All you need is milk, powdered milk, and a couple tablespoons of existing yogurt to grow the culture. You can add vanilla if you like, and if you want it quite thick like the store kind, you can add a packet of plain Knox gelatin powder. Once you make a batch, you can use your own yogurt to culture your next batch. I figured that my homemade yogurt comes to about 12 cents a cup instead of 50 plus cents a cup even at the big box store. And mine has no sugar, high fructose corn syrup or corn starch! We just spoon it in a bowl and add some fresh fruit or a big spoonful of homemade jam!

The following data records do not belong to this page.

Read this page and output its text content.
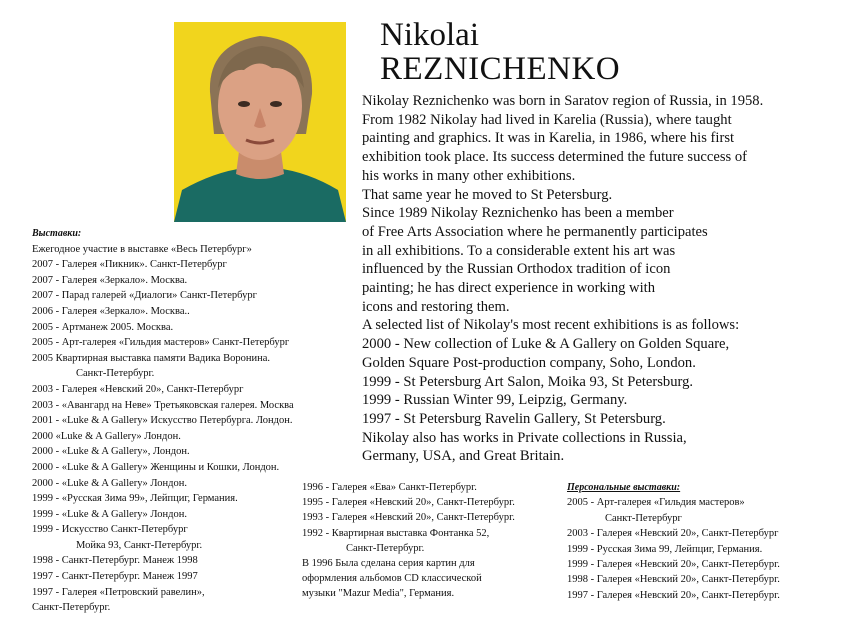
Nikolai
REZNICHENKO
Nikolay Reznichenko was born in Saratov region of Russia, in 1958.
From 1982 Nikolay had lived in Karelia (Russia), where taught
painting and graphics. It was in Karelia, in 1986, where his first
exhibition took place. Its success determined the future success of
his works in many other exhibitions.
That same year he moved to St Petersburg.
Since 1989 Nikolay Reznichenko has been a member
of Free Arts Association where he permanently participates
in all exhibitions. To a considerable extent his art was
influenced by the Russian Orthodox tradition of icon
painting; he has direct experience in working with
icons and restoring them.
A selected list of Nikolay's most recent exhibitions is as follows:
2000 - New collection of Luke & A Gallery on Golden Square,
Golden Square Post-production company, Soho, London.
1999 - St Petersburg Art Salon, Moika 93, St Petersburg.
1999 - Russian Winter 99, Leipzig, Germany.
1997 - St Petersburg Ravelin Gallery, St Petersburg.
Nikolay also has works in Private collections in Russia,
Germany, USA, and Great Britain.
Выставки:
Ежегодное участие в выставке «Весь Петербург»
2007 - Галерея «Пикник». Санкт-Петербург
2007 - Галерея «Зеркало». Москва.
2007 - Парад галерей «Диалоги» Санкт-Петербург
2006 - Галерея «Зеркало». Москва..
2005 - Артманеж 2005. Москва.
2005 - Арт-галерея «Гильдия мастеров» Санкт-Петербург
2005 Квартирная выставка памяти Вадика Воронина.
Санкт-Петербург.
2003 - Галерея «Невский 20», Санкт-Петербург
2003 - «Авангард на Неве» Третьяковская галерея. Москва
2001 - «Luke & A Gallery» Искусство Петербурга. Лондон.
2000 «Luke & A Gallery» Лондон.
2000 - «Luke & A Gallery», Лондон.
2000 - «Luke & A Gallery» Женщины и Кошки, Лондон.
2000 - «Luke & A Gallery» Лондон.
1999 - «Русская Зима 99», Лейпциг, Германия.
1999 - «Luke & A Gallery» Лондон.
1999 - Искусство Санкт-Петербург
Мойка 93, Санкт-Петербург.
1998 - Санкт-Петербург. Манеж 1998
1997 - Санкт-Петербург. Манеж 1997
1997 - Галерея «Петровский равелин»,
Санкт-Петербург.
1996 - Галерея «Ева» Санкт-Петербург.
1995 - Галерея «Невский 20», Санкт-Петербург.
1993 - Галерея «Невский 20», Санкт-Петербург.
1992 - Квартирная выставка Фонтанка 52,
Санкт-Петербург.
В 1996 Была сделана серия картин для
оформления альбомов CD классической
музыки "Mazur Media", Германия.
Персональные выставки:
2005 - Арт-галерея «Гильдия мастеров»
Санкт-Петербург
2003 - Галерея «Невский 20», Санкт-Петербург
1999 - Русская Зима 99, Лейпциг, Германия.
1999 - Галерея «Невский 20», Санкт-Петербург.
1998 - Галерея «Невский 20», Санкт-Петербург.
1997 - Галерея «Невский 20», Санкт-Петербург.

If you want the actual instructions, I can send them to you. I also made some non-dairy yogurt this way using a can of coconut milk plus soy milk.

P.S. Don't feel too bad if you need add some sweetener with your fruit to get the plain yogurt to your taste: after looking on the back of the store-bought fruit yogurt, I realized that 20% of the cup is sugar - the equivalent of 10 teaspoons! I doubt you'll need that much!

1 comment:

Unknown said...

can't you make yogurt n a crock pot on a low setting? Elevate the bowl and leave off the lid- just cover with a towel? I'm sure i saw a recipe for it once.. But don't know the method.